At the Intel Developer Forum held in San Francisco this year Intel’s partners showed off new hardware they were working on in conjunction with the company. In particular, Samsung, Hynix, Kingston and G.Skill all showed off their working DDR4 memory.
Kingston’s booth had the only working modules on show. The company packed twelve 16GB modules into an Intel motherboard of unknown make and model, with two Haswell-E processors for a total of 192GB of addressable RAM at DDR4-2133MHz.
DDR4 modules run at a much lower voltage than their DDR3 counterparts – 1.2v compared to 1.5v on average. The JEDEC (Joint Electron Device Engineering Council) standard for DDR4 starts with a minimum speed of 2133MHz and tops out at a planned 3200MHz. The major benefit compared to DDR3 is lower power consumption and the ability to pack 128GB onto a single stick of memory.
DDR4 modules were on a roadmap for release and consumer availability in 2013 by the JEDEC standard, but lack of compatible hardware from Intel and AMD has slowed adoption. Intel’s first available hardware to work with DDR4 will be the Haswell-E family in 2014, while AMD’s first confirmed DDR4-compatible product will be a range of ARM Cortex A57-based servers to be released in 2014.
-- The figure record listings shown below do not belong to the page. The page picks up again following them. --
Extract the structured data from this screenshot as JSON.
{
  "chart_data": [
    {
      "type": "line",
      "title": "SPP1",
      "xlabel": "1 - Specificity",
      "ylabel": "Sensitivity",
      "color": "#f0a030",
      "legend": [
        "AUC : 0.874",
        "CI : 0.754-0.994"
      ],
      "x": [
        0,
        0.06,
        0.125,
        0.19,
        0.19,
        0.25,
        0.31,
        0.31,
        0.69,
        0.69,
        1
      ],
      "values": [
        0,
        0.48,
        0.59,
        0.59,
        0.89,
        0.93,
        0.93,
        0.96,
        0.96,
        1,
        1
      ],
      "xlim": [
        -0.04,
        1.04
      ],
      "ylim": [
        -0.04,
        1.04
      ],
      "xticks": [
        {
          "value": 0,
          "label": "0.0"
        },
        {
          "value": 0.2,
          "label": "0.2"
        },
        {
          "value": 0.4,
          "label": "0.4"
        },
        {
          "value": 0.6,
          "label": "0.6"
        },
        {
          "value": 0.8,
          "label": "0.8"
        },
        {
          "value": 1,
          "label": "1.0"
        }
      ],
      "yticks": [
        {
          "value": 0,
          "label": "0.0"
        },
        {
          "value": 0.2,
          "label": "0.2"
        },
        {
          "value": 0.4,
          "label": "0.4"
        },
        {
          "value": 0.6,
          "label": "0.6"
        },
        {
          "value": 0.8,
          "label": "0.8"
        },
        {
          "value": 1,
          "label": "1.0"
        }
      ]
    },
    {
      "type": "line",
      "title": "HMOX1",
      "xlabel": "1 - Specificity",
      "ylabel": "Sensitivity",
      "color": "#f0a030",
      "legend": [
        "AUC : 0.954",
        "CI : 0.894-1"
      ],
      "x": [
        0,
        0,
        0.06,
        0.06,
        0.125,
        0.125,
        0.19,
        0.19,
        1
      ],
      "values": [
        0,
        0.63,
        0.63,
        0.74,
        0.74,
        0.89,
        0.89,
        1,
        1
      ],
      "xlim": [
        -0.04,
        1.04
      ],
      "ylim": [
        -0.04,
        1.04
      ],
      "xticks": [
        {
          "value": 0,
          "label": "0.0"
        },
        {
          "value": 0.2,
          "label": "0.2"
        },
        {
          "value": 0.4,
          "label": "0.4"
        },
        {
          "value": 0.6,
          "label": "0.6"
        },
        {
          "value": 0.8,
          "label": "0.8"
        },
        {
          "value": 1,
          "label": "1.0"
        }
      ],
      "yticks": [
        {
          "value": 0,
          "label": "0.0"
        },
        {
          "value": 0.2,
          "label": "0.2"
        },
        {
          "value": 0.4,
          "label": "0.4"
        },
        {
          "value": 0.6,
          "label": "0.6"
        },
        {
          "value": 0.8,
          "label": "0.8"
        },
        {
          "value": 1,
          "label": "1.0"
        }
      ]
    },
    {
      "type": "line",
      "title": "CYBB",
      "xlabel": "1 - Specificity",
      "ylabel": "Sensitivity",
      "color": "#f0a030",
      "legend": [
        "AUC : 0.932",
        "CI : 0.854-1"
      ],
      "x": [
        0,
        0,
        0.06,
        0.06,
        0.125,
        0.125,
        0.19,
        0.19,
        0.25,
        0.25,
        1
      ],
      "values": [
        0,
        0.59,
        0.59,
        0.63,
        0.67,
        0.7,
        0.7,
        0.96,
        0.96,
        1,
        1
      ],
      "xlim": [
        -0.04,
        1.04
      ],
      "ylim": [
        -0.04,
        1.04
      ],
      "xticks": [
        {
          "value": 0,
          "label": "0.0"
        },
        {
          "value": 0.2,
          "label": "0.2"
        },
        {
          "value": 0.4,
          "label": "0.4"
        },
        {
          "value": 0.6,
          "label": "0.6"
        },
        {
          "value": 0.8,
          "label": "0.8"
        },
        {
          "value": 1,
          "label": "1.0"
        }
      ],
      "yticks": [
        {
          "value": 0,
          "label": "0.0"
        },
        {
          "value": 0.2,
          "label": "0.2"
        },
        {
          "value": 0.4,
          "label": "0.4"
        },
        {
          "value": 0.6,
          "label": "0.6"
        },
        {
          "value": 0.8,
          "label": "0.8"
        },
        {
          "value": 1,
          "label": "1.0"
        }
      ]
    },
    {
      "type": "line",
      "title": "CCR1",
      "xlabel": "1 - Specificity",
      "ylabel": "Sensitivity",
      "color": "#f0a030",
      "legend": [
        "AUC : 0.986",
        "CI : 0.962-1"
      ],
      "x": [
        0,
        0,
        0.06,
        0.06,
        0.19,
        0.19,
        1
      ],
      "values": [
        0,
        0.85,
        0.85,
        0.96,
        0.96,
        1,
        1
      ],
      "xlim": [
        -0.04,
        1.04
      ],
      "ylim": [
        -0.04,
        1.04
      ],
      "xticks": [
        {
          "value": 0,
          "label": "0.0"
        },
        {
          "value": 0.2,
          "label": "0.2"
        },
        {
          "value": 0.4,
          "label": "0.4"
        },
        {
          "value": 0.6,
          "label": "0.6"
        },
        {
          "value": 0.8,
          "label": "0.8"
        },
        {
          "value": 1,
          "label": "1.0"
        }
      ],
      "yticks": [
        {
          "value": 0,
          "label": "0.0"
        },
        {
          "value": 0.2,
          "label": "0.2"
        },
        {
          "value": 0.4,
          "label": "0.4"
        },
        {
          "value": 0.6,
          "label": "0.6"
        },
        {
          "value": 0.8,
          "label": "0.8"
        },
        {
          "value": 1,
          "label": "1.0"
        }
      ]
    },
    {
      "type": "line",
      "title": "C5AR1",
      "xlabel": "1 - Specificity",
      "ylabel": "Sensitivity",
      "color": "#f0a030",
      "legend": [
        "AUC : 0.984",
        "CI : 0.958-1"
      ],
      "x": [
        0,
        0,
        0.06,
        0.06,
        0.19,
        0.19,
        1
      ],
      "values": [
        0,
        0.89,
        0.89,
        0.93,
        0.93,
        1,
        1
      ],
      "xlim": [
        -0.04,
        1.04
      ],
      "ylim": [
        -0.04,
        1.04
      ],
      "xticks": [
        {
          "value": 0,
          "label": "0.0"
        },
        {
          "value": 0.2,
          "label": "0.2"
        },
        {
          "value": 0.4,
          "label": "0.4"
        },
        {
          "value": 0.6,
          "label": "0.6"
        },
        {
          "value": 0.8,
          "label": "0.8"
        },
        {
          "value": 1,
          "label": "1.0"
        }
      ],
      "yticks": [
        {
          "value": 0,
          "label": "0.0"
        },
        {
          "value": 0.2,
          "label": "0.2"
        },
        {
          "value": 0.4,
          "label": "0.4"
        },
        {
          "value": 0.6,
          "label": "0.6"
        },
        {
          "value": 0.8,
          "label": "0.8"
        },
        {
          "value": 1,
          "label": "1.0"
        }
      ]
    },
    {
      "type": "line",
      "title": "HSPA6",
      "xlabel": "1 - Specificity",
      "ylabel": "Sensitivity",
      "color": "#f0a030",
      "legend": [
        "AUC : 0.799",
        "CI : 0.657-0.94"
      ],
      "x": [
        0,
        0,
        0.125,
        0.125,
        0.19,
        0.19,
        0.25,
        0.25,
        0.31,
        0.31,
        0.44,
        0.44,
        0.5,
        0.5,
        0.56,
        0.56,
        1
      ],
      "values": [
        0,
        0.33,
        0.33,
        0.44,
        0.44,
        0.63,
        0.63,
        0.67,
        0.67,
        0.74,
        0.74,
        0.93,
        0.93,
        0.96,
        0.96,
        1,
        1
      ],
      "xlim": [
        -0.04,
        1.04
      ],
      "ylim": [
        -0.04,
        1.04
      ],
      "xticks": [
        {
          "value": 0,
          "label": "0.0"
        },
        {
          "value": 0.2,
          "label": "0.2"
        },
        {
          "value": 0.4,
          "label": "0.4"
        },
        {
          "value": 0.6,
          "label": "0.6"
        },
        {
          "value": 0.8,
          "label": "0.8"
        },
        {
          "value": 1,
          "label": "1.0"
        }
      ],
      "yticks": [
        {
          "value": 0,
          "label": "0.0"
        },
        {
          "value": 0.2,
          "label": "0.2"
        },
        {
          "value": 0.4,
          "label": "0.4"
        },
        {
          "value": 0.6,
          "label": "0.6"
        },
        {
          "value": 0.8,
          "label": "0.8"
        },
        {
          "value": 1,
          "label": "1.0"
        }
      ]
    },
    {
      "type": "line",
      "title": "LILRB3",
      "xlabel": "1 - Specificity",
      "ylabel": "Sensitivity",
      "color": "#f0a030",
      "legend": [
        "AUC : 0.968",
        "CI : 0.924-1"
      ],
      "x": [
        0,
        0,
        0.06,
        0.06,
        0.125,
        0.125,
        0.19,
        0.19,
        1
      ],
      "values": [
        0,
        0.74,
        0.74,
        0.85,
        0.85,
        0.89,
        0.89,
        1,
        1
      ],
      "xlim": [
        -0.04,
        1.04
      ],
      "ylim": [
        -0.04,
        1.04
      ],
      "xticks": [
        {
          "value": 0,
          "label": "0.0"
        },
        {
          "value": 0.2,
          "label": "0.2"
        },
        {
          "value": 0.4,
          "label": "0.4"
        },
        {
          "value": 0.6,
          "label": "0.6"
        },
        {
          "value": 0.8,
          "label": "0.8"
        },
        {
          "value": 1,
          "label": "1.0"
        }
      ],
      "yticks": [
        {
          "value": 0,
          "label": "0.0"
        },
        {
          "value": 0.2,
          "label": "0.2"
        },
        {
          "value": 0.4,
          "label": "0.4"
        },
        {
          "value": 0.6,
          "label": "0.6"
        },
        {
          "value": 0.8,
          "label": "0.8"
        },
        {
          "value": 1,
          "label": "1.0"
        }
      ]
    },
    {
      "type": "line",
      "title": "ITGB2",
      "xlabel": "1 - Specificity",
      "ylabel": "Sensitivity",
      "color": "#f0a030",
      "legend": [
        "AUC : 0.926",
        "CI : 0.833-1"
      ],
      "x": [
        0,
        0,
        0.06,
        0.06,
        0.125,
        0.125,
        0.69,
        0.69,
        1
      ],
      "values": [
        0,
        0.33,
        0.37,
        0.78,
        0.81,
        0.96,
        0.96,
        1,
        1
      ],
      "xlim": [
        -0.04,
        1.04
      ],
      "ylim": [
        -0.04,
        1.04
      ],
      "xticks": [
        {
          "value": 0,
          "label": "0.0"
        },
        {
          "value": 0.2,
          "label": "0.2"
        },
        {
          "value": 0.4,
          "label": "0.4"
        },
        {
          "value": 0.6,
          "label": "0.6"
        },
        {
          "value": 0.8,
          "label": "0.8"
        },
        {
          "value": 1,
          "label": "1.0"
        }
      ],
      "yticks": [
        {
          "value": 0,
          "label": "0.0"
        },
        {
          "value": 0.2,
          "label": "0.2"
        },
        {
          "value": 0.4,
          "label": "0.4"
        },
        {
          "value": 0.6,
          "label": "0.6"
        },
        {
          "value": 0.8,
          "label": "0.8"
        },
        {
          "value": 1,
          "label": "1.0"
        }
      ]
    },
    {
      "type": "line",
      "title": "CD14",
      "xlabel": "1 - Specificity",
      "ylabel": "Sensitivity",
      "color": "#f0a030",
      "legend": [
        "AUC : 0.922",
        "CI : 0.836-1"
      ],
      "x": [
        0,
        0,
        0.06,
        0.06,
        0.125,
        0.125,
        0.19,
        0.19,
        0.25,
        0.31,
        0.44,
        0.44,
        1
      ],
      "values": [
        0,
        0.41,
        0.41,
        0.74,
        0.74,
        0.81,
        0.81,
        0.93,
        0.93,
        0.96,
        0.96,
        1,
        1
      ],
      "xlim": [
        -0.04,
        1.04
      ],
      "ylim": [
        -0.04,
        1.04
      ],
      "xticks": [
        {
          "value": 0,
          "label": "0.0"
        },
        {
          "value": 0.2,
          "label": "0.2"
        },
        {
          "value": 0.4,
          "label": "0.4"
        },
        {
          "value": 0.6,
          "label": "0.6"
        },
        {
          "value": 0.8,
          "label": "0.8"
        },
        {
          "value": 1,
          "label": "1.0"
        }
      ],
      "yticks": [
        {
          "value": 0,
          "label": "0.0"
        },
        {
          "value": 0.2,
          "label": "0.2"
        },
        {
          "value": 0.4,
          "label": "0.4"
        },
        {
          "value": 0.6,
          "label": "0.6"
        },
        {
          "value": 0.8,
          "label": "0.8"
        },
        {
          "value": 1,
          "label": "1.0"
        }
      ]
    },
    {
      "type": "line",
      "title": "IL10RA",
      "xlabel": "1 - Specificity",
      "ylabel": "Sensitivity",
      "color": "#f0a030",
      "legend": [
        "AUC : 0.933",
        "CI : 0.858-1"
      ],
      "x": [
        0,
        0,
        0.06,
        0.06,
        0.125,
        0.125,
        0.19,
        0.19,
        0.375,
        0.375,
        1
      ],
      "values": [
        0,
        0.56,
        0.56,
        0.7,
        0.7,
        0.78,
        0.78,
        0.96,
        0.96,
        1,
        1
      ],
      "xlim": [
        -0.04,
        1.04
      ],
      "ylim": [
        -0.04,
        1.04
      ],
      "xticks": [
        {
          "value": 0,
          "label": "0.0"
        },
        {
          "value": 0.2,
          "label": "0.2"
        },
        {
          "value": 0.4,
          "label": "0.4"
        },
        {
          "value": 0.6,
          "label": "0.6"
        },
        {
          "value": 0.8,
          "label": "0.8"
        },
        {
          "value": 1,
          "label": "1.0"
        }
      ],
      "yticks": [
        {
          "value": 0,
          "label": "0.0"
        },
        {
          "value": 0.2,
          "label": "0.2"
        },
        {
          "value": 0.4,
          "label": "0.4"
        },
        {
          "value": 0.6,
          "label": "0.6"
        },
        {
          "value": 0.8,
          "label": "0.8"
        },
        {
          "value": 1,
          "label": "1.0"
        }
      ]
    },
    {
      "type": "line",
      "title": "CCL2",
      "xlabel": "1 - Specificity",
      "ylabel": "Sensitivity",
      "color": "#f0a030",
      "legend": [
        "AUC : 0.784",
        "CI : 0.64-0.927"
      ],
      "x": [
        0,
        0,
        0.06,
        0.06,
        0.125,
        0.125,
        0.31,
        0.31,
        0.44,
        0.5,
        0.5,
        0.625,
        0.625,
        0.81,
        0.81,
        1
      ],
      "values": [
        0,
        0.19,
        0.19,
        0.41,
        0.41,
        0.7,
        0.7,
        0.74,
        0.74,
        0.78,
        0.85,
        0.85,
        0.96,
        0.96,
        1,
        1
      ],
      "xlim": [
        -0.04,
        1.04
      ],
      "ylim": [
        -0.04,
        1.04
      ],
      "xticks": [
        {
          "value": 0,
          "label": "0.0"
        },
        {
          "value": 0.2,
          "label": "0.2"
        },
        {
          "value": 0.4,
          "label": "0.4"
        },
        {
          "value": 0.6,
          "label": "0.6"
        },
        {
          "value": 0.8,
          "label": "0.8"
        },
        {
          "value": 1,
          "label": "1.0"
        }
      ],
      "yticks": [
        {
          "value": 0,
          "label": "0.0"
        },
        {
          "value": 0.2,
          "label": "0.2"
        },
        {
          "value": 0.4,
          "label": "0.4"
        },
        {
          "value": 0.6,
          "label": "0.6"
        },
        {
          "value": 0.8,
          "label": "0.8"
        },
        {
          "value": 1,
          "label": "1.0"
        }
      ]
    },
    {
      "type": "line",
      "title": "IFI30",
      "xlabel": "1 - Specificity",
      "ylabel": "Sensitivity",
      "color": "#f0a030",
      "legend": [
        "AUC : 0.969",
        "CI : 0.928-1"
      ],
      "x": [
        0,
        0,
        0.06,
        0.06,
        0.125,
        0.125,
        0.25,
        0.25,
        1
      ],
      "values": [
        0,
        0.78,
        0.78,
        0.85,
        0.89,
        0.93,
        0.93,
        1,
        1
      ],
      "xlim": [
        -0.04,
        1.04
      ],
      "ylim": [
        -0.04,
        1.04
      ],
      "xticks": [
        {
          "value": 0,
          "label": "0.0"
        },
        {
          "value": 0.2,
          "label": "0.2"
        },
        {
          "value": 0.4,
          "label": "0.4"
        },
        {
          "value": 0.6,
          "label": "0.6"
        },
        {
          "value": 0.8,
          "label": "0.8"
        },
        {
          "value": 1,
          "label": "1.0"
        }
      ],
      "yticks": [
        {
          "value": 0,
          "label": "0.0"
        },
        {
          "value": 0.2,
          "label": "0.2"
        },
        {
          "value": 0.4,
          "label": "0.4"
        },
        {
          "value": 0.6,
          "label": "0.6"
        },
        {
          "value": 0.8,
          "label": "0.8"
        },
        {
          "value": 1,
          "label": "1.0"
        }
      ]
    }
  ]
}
With single DDR4 modules starting at 8GB capacities, what could the future hold for games based on the technology? Its possible that, thanks to Microsoft’s Tiled Resources technology in Windows 8.1 and AMD’s heterogeneuous universal memory access (hUMA) plans, textures in games will grow larger and look better.”Life-like” may be the term thrown around by developers showing off their new games in 2015.
Games set in a sandbox world could theoretically also be loaded entirely into system memory, reducing level load times and reducing pop-in of objects that the game engine has to render.